Poco tiempo después de mi llegada a Chalco, ocurrió el terremoto de 2017. Estaba varada con un montón de vecinos en la ciudad. «No hay combis», nos dijeron en la base del transporte. La ciudad era un caos: todos queríamos llegar a casa con la esperanza de encontrarla en pie. Había quienes aún no lograban contactar a sus familiares y el ambiente era angustiante. Algunos consideraban caminar por la orilla de la autopista porque lo urgente era regresar, sin importar cómo. En ese momento, un vecino que conducía una camioneta de mudanzas y había salido de Chalco para ver en qué podía ayudar, se estacionó frente a nosotros y dijo: «Súbanse, vamos hasta Villas, los que quepan y ahorita damos otro viaje». Nos acomodamos unos junto a otros para caber más, se les cedieron los espacios a las señoras y señores de bastón que también tenían prisa por llegar y avanzamos en silencio bajo un cielo estrellado que sabía algo que nosotros en ese momento no: Chalco estaba bien, pero su gente ya estaba movilizándose para ayudar a los municipios cercanos que no lo estaban.

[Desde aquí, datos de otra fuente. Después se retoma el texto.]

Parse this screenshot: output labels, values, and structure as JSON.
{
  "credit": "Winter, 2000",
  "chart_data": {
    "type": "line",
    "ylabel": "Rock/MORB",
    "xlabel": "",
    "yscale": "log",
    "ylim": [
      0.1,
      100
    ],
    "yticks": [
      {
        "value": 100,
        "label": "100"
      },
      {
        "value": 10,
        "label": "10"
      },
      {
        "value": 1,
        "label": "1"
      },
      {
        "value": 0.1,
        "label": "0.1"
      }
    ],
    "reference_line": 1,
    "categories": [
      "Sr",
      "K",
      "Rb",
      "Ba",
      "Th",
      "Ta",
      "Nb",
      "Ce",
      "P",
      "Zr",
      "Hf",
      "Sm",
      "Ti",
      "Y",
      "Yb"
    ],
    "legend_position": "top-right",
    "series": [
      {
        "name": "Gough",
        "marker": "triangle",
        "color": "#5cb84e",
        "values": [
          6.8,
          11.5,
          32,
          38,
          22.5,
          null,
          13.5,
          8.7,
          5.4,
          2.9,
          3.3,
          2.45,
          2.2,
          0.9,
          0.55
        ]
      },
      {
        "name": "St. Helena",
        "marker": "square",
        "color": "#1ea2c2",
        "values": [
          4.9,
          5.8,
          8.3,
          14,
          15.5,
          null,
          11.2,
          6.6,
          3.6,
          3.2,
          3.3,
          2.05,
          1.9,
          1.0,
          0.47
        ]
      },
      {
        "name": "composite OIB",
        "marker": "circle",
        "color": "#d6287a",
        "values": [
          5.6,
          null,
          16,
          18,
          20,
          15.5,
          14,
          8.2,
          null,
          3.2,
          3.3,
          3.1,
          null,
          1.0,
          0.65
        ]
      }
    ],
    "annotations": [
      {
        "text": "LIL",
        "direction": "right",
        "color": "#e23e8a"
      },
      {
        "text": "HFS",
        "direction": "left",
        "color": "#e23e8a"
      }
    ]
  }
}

Mi prejuicio fue desvaneciéndose, no porque el barrio no sea peligroso (lo es), sino porque también es un sitio donde la mayoría de los que habitan aquí se levantan a las cuatro de la mañana para llegar a las ocho a sus trabajos y escuelas. Como diría mi abuela: “son personas de bien”, que se ganan la vida honradamente.

Durante la pandemia, cientos de personas perdieron sus trabajos y ocurrió un fenómeno particular en el barrio. Las calles principales —contrario a lo que se indicaba—, se llenaron de vida por las noches, al son de foquitos que alumbraban puestos de postres, hamburguesas, quesadillas, alitas e incluso micheladas. ¿Negacionismo? ¿Desobediencia civil? ¿Ignorancia? ¿Necedad? No: necesidad de dar sustento a la familia. Ahí estaban con cubrebocas y guantes puestos, con letreros de «solo para llevar» o «servicio a domicilio», los vecinos comprando a los vecinos para apaciguar un poco la crisis. En esos mismos días, cuando las niñas y niños estaban sin clases, se comenzó a ver en los postes de luz anuncios de mamás que daban clases. No eran maestras, pero habían terminado la prepa y podían ayudar a quienes difícilmente habían terminado la primaria.

Sí, en este barrio he visto a un hombre sangrando después de ser apuñalado en una pelea, pero también he aprendido a dejar la llave de mi casa para que cuiden a mis perros mis vecinos, y sé que es seguro. Ya no me da miedo vivir en Chalco, lo que no significa que no viva con precaución. Aquí, en este pueblito medio urbano, medio rural, tan cerca y tan lejos al mismo tiempo de la ciudad y del volcán, se pueden construir redes para aprender a vivir con tranquilidad.